Another project, led by Christopher Saski, director of the Genomics and Computational Biology Laboratory at Clemson University in South Carolina, seeks to use genetic sequencing to examine the gene expression and other features of three different cotton cultivars grown in the absence of gravity. Gaining new insight into plant growth and regeneration could help us grow cotton that requires fewer resources, Saski said.
Roots play a leading role in University of WisconsinMadison botany professor Simon Gilroy's concept, which will study how the AVP1 gene, which researchers think leads to a larger root system, allows cotton plants to yield more fiber in the face of high salt levels and drought.

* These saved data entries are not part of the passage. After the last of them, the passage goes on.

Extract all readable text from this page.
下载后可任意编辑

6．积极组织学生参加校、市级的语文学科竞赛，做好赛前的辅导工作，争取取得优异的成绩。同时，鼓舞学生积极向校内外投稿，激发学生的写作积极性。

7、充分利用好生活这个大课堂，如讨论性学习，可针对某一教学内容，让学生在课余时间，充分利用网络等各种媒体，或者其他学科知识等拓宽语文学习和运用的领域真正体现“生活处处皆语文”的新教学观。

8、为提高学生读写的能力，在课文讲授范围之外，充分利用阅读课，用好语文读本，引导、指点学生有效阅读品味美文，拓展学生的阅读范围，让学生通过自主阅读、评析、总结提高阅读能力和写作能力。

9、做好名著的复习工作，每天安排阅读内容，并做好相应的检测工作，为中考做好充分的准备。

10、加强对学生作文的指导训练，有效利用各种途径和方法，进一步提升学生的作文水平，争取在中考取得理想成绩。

Since root formation is typically a response to gravity, the ISS National Lab will provide a "unique opportunity" to suss out not only the factors that promote root development but also the influence of root architecture on cotton's resilience, adaptability and ability to capture heat-trapping carbon emissions that are contributing to global warming, , according to the statement.
(Excerpt) Read more at space.com ...
Just don’t say “pickin’”
History sure repeats itself.
I guess astronauts don’t want to wear aluminum clothes after all.
“Float down, spin around, pick Spock some cotton”
“capture heat-trapping carbon emissions”
Is there a SINGLE science experiment left that doesn’t somehow involve this issue? I’d bet that just throwing that phrase into any research proposal ups your chances of winning by 50% and let’s you grab $2 million more for your grad students. It’s the magical elixir of “research” these days.
I’m very surprised UW Madison even LETS this guy study cotton - they are the most disgustingly Politically Correct University this side of Berzerkley!
>>Id bet that just throwing that phrase into any research proposal ups your chances of winning by 50%
I don’t think so. I think that throwing that phrase in raises your chances above zero.
So “Cotton Comes to Cosmos” instead of “Cotton Comes to Harlem”! That could be an interesting movie!